Two men caught transporting €3.3m worth of heroin have succeeded in having their 10-year sentences reduced by two years on appeal.
The Court of Criminal appeal today determined that Judge Katherine Delahunt had erred in principle by imposing 10-year sentences on John Paul Cawley (aged 31) and his co-accused Greg O’Brien (aged 21) at Dublin Circuit Criminal Court in May 2010.
Cawley of Lugdoon, Doocastle, Ballymoate, Sligo, and O’Brien of Dolphins Road, Drimnagh, had pleaded guilty to possessing heroin with a combined value of €3.27m at Boomer’s car park, Woodford Walk, Clondalkin in Dublin on January 23, 2009.

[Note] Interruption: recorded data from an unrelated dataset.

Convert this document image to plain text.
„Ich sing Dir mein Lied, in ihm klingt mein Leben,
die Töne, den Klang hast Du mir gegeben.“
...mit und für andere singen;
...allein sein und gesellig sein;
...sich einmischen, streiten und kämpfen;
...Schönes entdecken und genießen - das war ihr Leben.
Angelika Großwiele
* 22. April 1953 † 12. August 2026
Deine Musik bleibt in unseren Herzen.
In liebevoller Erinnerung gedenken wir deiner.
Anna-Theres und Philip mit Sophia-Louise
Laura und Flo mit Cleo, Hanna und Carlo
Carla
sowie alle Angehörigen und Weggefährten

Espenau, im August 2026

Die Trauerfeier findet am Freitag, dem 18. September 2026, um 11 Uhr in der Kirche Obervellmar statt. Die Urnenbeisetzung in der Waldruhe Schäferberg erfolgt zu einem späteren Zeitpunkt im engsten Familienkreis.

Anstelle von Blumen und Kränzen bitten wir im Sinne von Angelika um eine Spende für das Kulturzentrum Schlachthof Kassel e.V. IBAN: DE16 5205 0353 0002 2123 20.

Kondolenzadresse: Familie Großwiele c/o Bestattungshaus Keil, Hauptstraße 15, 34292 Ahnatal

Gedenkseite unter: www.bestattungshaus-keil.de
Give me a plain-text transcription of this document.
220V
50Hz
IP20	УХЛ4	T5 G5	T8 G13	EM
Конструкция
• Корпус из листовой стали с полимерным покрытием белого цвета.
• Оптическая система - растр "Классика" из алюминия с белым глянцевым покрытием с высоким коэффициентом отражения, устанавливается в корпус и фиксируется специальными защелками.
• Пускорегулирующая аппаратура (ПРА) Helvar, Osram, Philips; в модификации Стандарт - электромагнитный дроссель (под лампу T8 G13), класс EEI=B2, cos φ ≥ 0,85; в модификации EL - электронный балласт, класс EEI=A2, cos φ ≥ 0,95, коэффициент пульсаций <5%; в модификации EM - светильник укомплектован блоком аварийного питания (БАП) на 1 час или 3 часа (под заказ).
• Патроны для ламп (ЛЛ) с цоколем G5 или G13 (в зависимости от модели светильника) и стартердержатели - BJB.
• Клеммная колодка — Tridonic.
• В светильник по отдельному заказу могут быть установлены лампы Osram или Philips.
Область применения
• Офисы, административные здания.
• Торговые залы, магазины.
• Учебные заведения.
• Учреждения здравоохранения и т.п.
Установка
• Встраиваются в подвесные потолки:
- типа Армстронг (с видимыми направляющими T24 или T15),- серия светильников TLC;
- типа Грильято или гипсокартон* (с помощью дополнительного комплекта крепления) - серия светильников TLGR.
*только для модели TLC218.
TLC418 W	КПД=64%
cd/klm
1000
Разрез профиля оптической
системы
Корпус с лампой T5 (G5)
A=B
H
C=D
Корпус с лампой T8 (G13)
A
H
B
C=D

Another man, Andrew Meeson (aged 41), of The Hawthorns, Carraroe, Sligo, also received a 10-year prison term after pleading guilty to his role in the affair.
Presiding judge Mr Justice Donal O’Donnell, sitting with Mr Justice Declan Budd and Ms Justice Elizabeth Dunne, said the court found that a “legitimate distinction” could be drawn between the two applicants and their co-accused Andrew Meeson and that the sentencing judge had erred by treating all three men “in exactly the same way”.
He said that, while the court did not it consider it “essential” for a sentencing judge to set-out in “slavish detail” a reasoning process for imposing a particular sentence, the court would have found it helpful if Judge Delahunt had elaborated more on her sentence calculation method in this case.
Mt Justice O’Donnell said the court had regard to the fact the both applicants had no previous convictions and that both had proffered an early plea of guilty.
He said that, after having the opportunity to consider the case “afresh”, the appeal court would suspend the last two years of the 10-year sentences imposed on each of the applicants.
The sentencing court heard evidence that O’Brien and Cawley were arrested after a garda operation targeting drug-dealing in Ballyfermot.
Detectives saw the driver of a Fiat Punto, identified as Greg O’Brien, enter a car-park in Ballyfermot, and liaise with a Nissan Almera driven by John Paul Cawley before returning to his own car.
Gardaí followed the two cars to Boomer’s car park where they searched and located a sports holdall containing 14 half kilo bags of heroin valued at €1.3m in the front passenger seat foot-well of the Punto.
Gardaí also uncovered a suitcase containing 20 half kilo bags of heroin valued at €1.9m in the Almera which Cawley was driving and Andrew Meeson was a passenger.
Ms Una Ni Raifeartaigh SC, for O’Brien, told the court that Judge Delahunt paid undue attention to the value of the drugs seized in the case and had placed very little emphasis on O’Brien’s unique personal circumstances or his culpability in terms of his knowledge of how much the drugs were worth.
She said that O’Brien was just 20 years old at the time of the offence and had no previous convictions, while there was evidence he was addicted to cocaine at the time and had agreed to transport the drugs in lieu of a small drugs debt.
Ms Ni Rafeartaigh said that gardaí accepted that O’Brien was not “on the radar” and that it was possible he had no knowledge of what he was collecting or how much it was worth.
Ms Caroline Biggs SC, for Cawley, told the court that Judge Delahunt had failed to remunerate “specific and exceptional circumstances” in Cawley’s case when imposing a 10-year sentence.
She said that Cawley had come before the court with a good work history, had displayed remorse for his actions and was someone whom gardaí classed as having “a degree of immaturity”.